Good fit High ROI use cases

  • Long system prompts repeated across every conversation (>1K tokens)
  • RAG / document Q&A — same document, many questions in sequence
  • Agentic loops — tool definitions and growing context reused turn-over-turn
  • Claude Code sessions — CLAUDE.md and file context cached across the session
  • Few-shot prompts with large example banks sent on every request
  • Legal / compliance review — policy documents queried repeatedly

Poor fit Low ROI use cases

  • One-shot queries — no cache hit possible, you only pay the write premium
  • Short system prompts under 1,024 tokens — caching never activates
  • Highly dynamic context that changes on every call
  • Infrequent calls spaced more than 5 minutes apart (TTL expires, repeated writes)
  • Output-heavy workloads where input cost is already a small fraction of the bill
  • Very short conversations where context doesn't accumulate enough to hit the minimum

Frequently Asked Questions

How much do Claude prompt cache tokens cost?

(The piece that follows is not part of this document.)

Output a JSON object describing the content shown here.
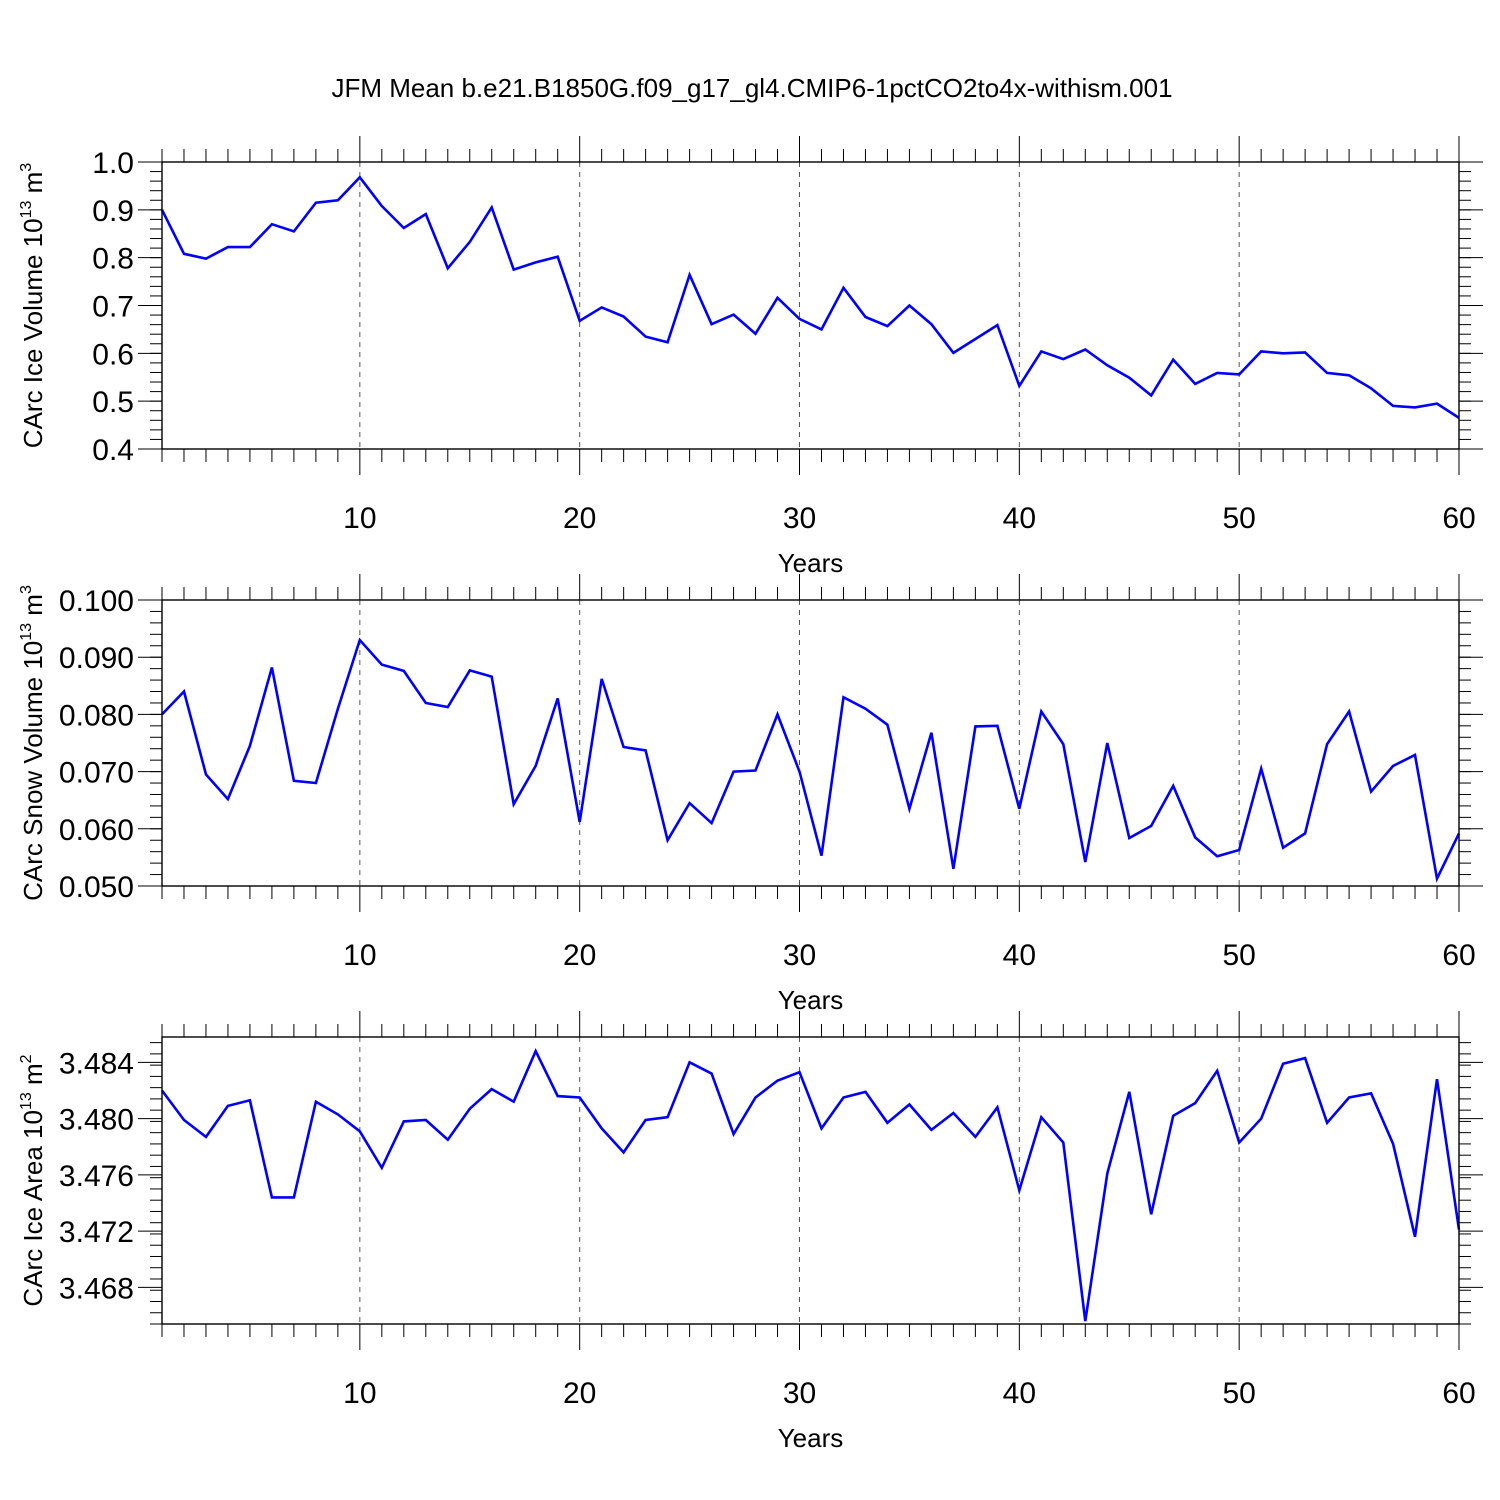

Cache write tokens cost 25% more than standard input tokens — a one-time fee to populate the cache. Cache read tokens cost approximately 10% of the standard input price, roughly 90% cheaper than a fresh input read. Exact rates: Haiku 4.5 cache write $1.00/M, cache read $0.08/M. Sonnet 4.6 cache write $3.75/M, cache read $0.30/M. Opus 4.7 cache write $18.75/M, cache read $1.50/M.

What is the minimum size for Claude prompt caching to activate?

A cacheable block must be at least 1,024 tokens to be eligible for caching. Shorter blocks are not cached regardless of the cache_control setting — no error is thrown, the flag is simply ignored. The cache TTL is 5 minutes by default; subsequent API calls within 5 minutes that include the same cached block will be charged the cache read rate. Each hit resets the TTL.

When does prompt caching save the most money?

Caching saves most when: (1) you have a long system prompt (>1K tokens) that is the same across many conversations, (2) you are doing document or RAG queries where the document stays fixed across multiple questions, (3) you are running agentic loops where tool definitions and context accumulate turn-over-turn. Caching saves least for one-shot queries with no repeated context — in those cases you pay the 1.25× write premium with no offsetting cache hits.

How do I enable prompt caching in the Claude API?

Add a cache_control block with type: "ephemeral" to any content block you want to cache. You can cache system prompts, user messages, tool definitions, and document blocks. The cached block and everything before it in the context window will be cached together. Minimum 1,024 tokens per cacheable block. You can place up to 4 cache breakpoints in a single request, which lets you cache multiple independent sections (e.g. system prompt + document block) in one call.

Does prompt caching work with the Batch API?

Yes. Prompt caching is fully compatible with the Batch API. Cache write tokens are charged at the standard (non-discounted) cache write rate. Cache read tokens are also charged at the standard cache read rate. The 50% Batch API discount applies only to uncached input tokens and output tokens — not to cache write or cache read tokens. Combining caching and the Batch API can yield very large savings on high-volume async workloads with repeated context.